Y ahora sí, ahí va la metáfora, espero que os ayude a vosotros también:
Según entro en casa con Happy, empiezo a descalzarme. El perro se me atraviesa con un cariñoso empujón y me sostengo contra una puerta. Pasa la adolescente de trece mirando el móvil y de un meneo me da la vuelta. Recuperando el equilibrio sin soltar la zapatilla de la mano, me llevo el empujón que remata la jugada, por parte del adolescente de diecisiete que sale con prisa y no le ha dado tiempo a esquivar mi cuerpo convertido en un pimpampum. El pobre se lleva el estallido de la patata caliente expresado de una forma muy fea en la que mento la mar salada, todo lo que se menea y hasta el monte de los olivos. Palidece: “Perdón, mama…”. Respondo: “Perdona tú, hijo, es que el tuyo ha sido el último empujón”.
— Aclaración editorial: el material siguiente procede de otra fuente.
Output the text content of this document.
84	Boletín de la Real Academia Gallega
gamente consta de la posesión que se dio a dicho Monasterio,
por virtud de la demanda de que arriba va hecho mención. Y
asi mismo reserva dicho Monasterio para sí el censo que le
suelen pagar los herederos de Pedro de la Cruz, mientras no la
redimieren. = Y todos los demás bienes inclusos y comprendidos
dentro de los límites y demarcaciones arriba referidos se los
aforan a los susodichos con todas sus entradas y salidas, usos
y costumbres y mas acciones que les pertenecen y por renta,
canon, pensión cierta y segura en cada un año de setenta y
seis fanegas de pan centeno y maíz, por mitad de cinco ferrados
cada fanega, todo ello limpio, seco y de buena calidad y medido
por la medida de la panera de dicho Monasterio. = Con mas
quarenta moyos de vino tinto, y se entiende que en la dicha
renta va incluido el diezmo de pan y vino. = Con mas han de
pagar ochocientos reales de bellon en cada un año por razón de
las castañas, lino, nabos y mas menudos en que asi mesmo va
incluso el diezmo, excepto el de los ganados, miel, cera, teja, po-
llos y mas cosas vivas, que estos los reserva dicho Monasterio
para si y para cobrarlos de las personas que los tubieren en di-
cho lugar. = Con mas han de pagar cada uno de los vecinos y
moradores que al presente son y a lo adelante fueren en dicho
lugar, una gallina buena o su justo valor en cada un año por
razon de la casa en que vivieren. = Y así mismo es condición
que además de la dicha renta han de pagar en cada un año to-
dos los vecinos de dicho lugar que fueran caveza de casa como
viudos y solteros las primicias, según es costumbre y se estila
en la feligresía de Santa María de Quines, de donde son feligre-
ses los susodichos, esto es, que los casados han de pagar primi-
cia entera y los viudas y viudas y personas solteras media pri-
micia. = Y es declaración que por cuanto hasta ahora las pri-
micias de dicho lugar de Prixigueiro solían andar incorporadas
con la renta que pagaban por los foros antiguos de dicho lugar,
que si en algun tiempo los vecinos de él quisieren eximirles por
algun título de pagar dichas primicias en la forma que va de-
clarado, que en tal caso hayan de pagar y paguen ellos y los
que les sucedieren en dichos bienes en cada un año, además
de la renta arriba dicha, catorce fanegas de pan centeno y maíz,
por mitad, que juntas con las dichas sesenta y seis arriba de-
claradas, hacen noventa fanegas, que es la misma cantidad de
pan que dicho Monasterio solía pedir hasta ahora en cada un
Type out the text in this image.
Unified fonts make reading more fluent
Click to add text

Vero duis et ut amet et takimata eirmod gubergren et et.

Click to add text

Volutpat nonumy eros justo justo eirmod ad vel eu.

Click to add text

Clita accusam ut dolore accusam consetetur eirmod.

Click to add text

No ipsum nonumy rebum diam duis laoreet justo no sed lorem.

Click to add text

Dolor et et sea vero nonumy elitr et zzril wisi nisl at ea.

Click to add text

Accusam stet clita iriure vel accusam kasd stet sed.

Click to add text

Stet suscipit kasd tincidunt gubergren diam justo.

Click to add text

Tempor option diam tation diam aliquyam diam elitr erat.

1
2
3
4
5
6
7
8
En realidad acabo de inventarme esta escena (que por otro lado es muy viable), convirtiendo para este ejemplo a mi hijo en el pobre chivo expiatorio que paga por los pecados soportados anteriormente por parte de otros agentes (así de paso respondo a tu pregunta sobre esa figura, Raulete). Refleja a la perfección escenas que siguen la misma dinámica y se repiten día tras día, olvidando en el estallido de ira, cuántos factores llevábamos acumulados antes del que hizo colmar la gota. Sales de casa y ya te “encontronas” con una mala cara, una impertinencia del boca-chancla en el ascensor, una caquita en el suelo por donde circula un invidente (quienes no las recogéis ¿es que no pensáis ni en ellos?); un coche haciendo rally por las calles de Alcorcón o, al contrario, un peatón arrojándose en plancha al paso de cebra desde detrás de ese vehículo que resta visibilidad. Uff… sorteas todo mientras se te llena el depósito de las iras, entras en el Metro, subes al tren y a una pobre mujer le falla el equilibrio metiéndote un pisotón que la convierte en ganadora de la patata caliente y el consiguiente rugido.
Se disculpa asustada. No tengo reacciones violentas, pero mis ojos arden como los de la protagonista de mi trilogía, según me consta. Qué pena no tener un espejo en determinados momentos para descubrir el monstruo que dicen ver algunos, cuyo gesto, no obstante, ya me sirve para hacerme una idea.
Por eso, amigos, os invito en esta nueva iniciativa de preguntarnos cuando la explosión sea inminente: “¿Cuántos empujones llevo hoy? ¿Es justa la proporción que le corresponde a éste último?”
En la mayor parte de los casos, descubriremos que el/la pobre infeliz no albergaba mala intención ni desidia alguna en su “empujón”; tan solo una humana pizca de torpeza. Pero la mala suerte lo convirtió en el último empujón.
Patricia Vallecillo – escritora.
Autora de la trilogía Las abejas de Malia y del cuento Letras para una bruja.